Bankruptcies are on the way
Some have argued that shale oil wells will be damaged during forced shut-ins, making it trickier to turn them back on. That could limit the ability of US shale companies to respond to higher demand.
“That is a wildcard,” said Jeff Wyll, senior energy analyst at Neuberger Berman. “Fracking is a new phenomenon in the oil market. There’s just less data available.”
And some companies may not be around to turn the taps back on.
In a $20 oil environment, 533 US oil exploration and production companies will file for bankruptcy by the end of 2021, according to Rystad Energy. Even in a $30 environment, more than 200 US producers will go bankrupt, Rystad said.
Rather than get restructured in Chapter 11 proceedings, some of these companies may be unable to get financing to stay alive. They will be forced to liquidate altogether.
“When demand comes back online, there won’t be as many people there to make the oil,” said Trainer.
Some companies that do survive and have undamaged wells may be hesitant to aggressively ramp production back up.
“It’s not like the oil companies will be rushing to turn supply back on so they can just end up in the same situation. They will wait to be sure,” Trainer said.
What if demand doesn’t return?
But this bullish thesis hinges on a sharp recovery in demand back near the 100 million barrels per day the world was consuming before the crisis. And that is no sure thing.

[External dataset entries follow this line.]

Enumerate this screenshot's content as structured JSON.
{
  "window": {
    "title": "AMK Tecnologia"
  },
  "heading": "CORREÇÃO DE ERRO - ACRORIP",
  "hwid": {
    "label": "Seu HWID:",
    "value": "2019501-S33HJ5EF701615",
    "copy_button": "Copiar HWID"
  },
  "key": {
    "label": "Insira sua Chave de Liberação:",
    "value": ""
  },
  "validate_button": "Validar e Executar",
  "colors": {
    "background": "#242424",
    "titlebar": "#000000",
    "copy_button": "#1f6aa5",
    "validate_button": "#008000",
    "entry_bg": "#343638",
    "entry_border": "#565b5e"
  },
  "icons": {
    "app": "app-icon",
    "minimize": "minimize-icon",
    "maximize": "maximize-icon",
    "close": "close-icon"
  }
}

There is a real risk of a more drawn-out recession that limits oil demand in the United States and around the world for a prolonged period. In that scenario, prices could stay low.
One of the big concerns is that a second wave of coronavirus infections strikes during the second half of 2020, hindering any recovery. The director of the Centers for Disease Control and Protection warned Tuesday in an interview with the Washington Post that a second wave will be more disastrous because it would likely coincide with the start of flu season.
That could force a return to the social-distancing and stay-at-home orders that crippled the oil market in the first place.
“One of the biggest risks for the oil market is a false restart of the economy,” said Neuberger’s Wyll.
No one knows for sure how the demand picture will look. Much of that will be determined by the trajectory of the pandemic and the willingness of people to return to pre-crisis activities like road trips, cruises and flights.
Trainer, the New Constructs CEO, is betting they will.
“We’re social creatures. We’re going to want to get back to normal,” he said. “There’s a significant amount of the population that will party like it’s 1999. They’re sitting at home bored out of their minds.”